Educar al Soberano / Negocios e inconvenientes

 Por Antonio Lizzano y Romina Sánchez

La cuestión de la educación en la Ciudad de Buenos Aires (CABA) es una clara demostración del doble discurso que utilizan los funcionarios públicos. Desde aquella prédica sarmientina de “Educar al Soberano” hasta nuestros días la educación rara vez ha servido al pueblo, más bien  ha consistido en una forma de sometimiento y de explotación del pueblo. Todo esto sucede a pesar de los anuncios de las mejores intenciones. Es como si las palabras no tuvieran nada que ver con los hechos, o aún peor, como si las buenas intenciones no tuvieran nada que ver con la práctica. Es todo lo contrario. Se trata en realidad de un engaño, de negocios privados encubiertos y despreocupación por educar al Soberano. Los siguientes hechos en la CABA lo demuestran.
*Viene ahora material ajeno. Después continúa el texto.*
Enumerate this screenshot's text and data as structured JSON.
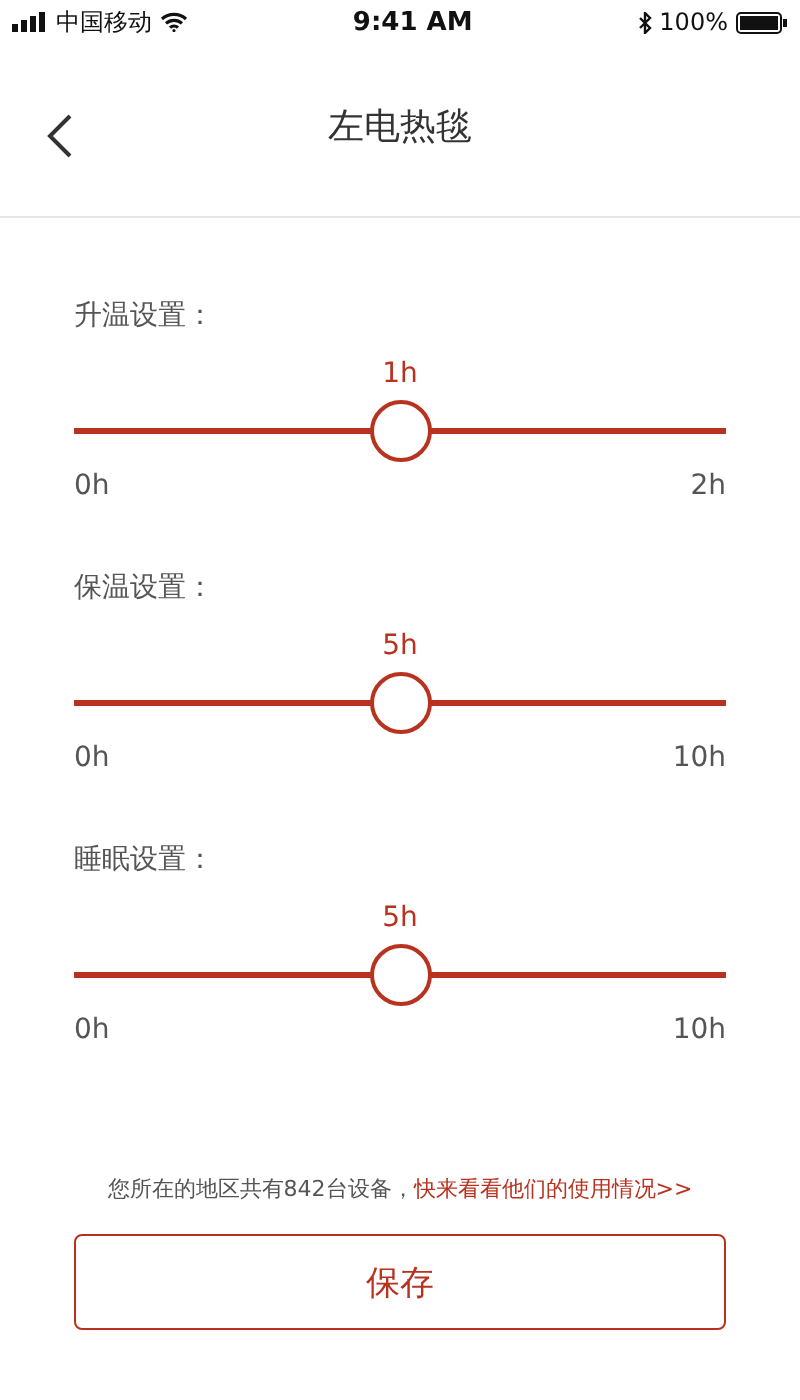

El lunes 3 de octubre comenzó la primera etapa de la inscripción online en la Ciudad de Buenos Aires para los alumnos que cambian de nivel o ingresan por primera vez a una escuela. Esta etapa se extendió del 3 al 14 de octubre y abarcó a quienes ingresan al  jardín de infantes, primer grado de primaria y primer año de secundaria. También debían inscribirse en el primer llamado los que buscaran ingresar a las modalidades de Educación Especial, Educación de Adultos y Carreras Terciarias, aunque para estas modalidades la inscripción estará abierta hasta febrero del año que viene.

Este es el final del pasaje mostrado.